Even after Tuesday’s tightening, Italy’s 10-year government bond is yielding 231 bps more than its German counterpart.
But Cossor warned that other risks remain, particularly when Italy’s new anti-establishment government, which has high spending plans, begins discussions with the European Union over next year’s budget.
In addition, the possibility of a full trade conflict between the United States and Germany is keeping major government bond yields pinned near recent lows.
President Donald Trump made a veiled threat to the World Trade Organization on Monday hours after the EU threatened retaliation to U.S. tariffs on European cars and car parts.
Even though the 10-year German yield rose 2 bps to 0.32 percent on Tuesday, it is still not far from a five-week low of 0.284 percent on Monday and around half May’s high of 0.65 percent.
Other major euro zone bond yields were flat to a touch higher although Italy was the outlier, with two-, five- and 10-year yields down 2-3 bps.
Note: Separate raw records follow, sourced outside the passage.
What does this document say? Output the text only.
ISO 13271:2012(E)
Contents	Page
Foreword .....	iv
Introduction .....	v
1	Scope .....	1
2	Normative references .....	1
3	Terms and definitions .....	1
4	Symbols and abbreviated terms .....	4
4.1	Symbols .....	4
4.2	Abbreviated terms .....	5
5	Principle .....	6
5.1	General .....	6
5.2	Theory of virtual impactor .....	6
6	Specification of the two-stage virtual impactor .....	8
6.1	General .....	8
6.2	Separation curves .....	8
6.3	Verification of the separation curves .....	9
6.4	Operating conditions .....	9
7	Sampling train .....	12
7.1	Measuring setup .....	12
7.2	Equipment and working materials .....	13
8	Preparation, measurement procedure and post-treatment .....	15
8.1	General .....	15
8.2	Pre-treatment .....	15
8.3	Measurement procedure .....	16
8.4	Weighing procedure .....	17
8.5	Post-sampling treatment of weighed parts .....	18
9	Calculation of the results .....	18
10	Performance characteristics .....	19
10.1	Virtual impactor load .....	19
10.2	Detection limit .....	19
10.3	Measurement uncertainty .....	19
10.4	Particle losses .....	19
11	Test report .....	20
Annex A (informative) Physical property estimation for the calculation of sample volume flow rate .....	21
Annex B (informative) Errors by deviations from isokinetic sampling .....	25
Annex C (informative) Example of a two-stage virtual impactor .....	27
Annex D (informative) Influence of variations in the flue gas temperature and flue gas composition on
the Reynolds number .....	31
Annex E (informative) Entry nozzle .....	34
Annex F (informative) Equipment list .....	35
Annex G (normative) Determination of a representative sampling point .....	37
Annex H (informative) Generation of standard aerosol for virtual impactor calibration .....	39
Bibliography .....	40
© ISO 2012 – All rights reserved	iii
Long-dated euro zone government bonds have been in demand after a Reuters report that the ECB is considering buying more longer-term debt from next year.
On Tuesday, French 30-year bond yields dropped to an 18-month low of 1.50 percent. Other long-dated bond yields were higher on the day but also not far from recent lows.
“The value in the very long-end of the French curve, relative to Germany, is only just beginning to be realised by investors,” Mizuho’s head of rates strategy Peter Chatwell said in a note.
Elsewhere, investors gave the cold shoulder to $125 billion of U.S. Treasury bills for sale on Monday with bidding for some issues at its lowest in nearly a decade.